Là, j’avoue, elle m’a tuée. J’ai été jadis bien élevée, quand un gendarme me demande mes papiers, je les donne. Enfin je les donnais car cela pourrait changer. Toutes sortes de pensées me passent par la tête. Etaient-ce de vrais policiers ? Mon papier est-il parti dans un trafic international de grande ampleur en direction des pays de l’Est ? J’ai des visions de ports clandestins de nuit, où défilent d’interminables cargos. J’attends désormais que la police roumaine me téléphone pour m’informer que je suis à la tête d’une puissante branche du trafic albanais de voitures.

Je n’ai même pas répondu. Au final, comme je voulais retrouver mes mercredis (vous vous rappelez, mon jour de repos, durant lequel je liquide aussi d’habitude du travail à la maison), j’ai rempli le papier de perte de la carte grise à la préfecture, après une heure de queue.

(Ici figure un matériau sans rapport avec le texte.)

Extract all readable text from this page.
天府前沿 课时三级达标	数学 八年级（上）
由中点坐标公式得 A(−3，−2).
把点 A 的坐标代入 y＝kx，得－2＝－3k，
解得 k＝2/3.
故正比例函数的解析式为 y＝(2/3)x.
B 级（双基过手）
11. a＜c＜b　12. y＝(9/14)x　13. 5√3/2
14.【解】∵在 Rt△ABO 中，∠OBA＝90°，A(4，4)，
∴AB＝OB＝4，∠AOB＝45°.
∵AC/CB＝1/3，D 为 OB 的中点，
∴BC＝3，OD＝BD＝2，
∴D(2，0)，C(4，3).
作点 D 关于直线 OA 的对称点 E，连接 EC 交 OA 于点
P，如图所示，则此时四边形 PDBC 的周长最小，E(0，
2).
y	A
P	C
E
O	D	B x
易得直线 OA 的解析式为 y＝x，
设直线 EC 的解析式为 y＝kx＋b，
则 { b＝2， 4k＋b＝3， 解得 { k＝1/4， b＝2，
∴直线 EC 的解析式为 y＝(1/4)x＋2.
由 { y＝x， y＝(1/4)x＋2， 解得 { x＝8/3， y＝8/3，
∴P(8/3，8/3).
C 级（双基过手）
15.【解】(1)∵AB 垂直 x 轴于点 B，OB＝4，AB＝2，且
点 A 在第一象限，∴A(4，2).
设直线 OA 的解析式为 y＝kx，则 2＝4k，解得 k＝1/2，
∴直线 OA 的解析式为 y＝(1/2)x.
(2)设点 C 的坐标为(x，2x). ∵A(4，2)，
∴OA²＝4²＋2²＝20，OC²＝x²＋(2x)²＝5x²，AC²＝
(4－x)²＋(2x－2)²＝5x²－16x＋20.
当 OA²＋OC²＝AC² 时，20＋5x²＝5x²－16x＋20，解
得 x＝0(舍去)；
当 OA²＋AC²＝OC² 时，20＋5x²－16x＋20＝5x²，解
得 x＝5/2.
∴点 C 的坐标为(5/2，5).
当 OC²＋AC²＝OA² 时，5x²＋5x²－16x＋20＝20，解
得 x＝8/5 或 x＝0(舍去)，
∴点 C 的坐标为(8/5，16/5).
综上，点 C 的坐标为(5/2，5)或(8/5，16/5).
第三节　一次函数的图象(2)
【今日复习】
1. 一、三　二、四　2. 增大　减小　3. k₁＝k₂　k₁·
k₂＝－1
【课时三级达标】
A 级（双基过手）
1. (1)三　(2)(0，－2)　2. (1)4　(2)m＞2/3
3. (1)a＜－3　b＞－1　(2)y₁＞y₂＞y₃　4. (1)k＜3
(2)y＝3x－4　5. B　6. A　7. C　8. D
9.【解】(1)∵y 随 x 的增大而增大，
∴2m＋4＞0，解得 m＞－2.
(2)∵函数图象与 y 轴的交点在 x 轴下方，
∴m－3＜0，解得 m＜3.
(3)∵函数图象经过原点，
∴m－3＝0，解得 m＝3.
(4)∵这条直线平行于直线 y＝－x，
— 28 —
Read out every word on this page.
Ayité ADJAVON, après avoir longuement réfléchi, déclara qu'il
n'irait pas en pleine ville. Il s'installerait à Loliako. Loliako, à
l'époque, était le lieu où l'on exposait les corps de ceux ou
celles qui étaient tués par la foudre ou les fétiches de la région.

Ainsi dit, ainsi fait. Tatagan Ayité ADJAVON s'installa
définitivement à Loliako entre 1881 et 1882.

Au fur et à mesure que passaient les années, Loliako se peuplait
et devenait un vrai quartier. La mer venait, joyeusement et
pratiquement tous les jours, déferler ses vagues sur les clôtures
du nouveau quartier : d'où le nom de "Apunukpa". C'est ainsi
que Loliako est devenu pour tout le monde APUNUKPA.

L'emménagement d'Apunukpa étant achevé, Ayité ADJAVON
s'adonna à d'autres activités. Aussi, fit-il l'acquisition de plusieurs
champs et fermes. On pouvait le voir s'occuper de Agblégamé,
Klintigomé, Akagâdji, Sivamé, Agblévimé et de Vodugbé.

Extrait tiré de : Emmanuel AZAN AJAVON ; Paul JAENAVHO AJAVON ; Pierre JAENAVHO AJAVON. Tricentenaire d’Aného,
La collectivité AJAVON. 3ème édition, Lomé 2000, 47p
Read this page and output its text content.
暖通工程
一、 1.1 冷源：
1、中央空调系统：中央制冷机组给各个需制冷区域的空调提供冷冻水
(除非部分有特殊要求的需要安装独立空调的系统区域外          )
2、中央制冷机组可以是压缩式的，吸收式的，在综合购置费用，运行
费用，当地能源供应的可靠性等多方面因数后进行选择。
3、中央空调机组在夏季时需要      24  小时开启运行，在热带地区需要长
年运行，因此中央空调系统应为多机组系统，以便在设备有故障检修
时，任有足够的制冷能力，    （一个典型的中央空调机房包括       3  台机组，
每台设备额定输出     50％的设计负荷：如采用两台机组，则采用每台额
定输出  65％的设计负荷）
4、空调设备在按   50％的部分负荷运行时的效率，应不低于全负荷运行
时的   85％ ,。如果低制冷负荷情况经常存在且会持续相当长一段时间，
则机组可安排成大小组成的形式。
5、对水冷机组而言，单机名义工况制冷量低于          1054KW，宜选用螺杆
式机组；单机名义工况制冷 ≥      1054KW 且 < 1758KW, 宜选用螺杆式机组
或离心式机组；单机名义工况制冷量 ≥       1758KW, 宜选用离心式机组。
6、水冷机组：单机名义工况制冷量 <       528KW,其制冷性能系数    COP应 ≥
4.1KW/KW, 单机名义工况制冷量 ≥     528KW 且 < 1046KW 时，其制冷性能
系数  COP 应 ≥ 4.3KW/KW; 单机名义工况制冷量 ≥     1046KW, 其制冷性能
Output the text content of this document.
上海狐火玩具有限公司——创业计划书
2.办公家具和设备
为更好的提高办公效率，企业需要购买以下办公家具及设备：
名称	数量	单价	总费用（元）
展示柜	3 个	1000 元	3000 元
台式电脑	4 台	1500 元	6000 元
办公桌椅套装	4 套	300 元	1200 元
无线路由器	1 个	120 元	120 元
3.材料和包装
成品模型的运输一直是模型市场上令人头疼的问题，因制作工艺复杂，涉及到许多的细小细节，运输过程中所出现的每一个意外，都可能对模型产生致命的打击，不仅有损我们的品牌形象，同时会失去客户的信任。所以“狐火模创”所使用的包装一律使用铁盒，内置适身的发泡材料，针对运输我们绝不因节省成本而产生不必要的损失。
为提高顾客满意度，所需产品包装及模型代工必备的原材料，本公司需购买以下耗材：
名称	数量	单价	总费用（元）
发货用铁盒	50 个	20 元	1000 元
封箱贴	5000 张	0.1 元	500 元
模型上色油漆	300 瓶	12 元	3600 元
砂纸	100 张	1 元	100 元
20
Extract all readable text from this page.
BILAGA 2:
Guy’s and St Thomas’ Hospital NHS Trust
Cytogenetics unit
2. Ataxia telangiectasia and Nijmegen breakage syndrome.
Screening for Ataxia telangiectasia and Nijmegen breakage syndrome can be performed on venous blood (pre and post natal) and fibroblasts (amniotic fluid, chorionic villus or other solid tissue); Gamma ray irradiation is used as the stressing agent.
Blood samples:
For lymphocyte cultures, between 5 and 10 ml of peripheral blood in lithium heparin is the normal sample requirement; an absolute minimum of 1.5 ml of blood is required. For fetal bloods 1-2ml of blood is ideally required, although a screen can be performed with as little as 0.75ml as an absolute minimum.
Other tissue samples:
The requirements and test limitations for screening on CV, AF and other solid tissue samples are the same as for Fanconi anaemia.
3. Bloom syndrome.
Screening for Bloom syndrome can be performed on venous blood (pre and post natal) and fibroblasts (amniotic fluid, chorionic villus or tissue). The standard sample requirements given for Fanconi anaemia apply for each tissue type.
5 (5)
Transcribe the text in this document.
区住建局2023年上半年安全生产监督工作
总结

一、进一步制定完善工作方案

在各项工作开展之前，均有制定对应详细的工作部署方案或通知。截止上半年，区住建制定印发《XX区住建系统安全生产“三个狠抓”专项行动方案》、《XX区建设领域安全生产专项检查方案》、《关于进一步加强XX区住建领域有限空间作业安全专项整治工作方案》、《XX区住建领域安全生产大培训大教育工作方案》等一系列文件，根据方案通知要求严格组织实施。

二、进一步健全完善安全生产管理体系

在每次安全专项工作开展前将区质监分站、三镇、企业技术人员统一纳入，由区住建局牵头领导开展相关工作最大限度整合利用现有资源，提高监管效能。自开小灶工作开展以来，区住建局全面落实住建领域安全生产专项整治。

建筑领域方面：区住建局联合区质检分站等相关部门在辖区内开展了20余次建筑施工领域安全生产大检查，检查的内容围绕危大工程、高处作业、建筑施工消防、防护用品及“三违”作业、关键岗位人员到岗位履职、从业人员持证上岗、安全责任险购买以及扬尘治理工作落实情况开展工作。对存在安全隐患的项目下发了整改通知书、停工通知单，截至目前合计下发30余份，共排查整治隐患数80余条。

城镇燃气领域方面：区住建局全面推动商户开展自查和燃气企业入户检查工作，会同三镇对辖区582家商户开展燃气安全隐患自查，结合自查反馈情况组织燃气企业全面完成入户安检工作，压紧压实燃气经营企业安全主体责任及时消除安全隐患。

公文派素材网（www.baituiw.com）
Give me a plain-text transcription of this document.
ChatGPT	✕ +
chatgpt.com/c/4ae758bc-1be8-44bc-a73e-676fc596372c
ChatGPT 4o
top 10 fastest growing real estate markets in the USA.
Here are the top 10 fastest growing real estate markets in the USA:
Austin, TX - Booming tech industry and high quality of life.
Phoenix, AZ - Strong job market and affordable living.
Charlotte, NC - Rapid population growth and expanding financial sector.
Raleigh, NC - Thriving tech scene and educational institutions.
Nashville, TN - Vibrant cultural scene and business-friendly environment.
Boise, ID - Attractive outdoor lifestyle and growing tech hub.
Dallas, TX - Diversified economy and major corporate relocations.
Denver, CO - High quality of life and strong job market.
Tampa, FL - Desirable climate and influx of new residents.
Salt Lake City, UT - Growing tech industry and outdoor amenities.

Je l’avoue, je remâchais de sombres projets qui avaient tous pour trait commun de tous me conduire au final à l’institut psychiatrique Marcel Rivière, à la Verrière, lorsque la demoiselle de l’accueil, tout sourire et voulant m’être agréable, me demanda :

-Mais enfin, qu’est-il arrivé à votre carte grise, madame ? Vous l’avez perdue, c’est bien cela ?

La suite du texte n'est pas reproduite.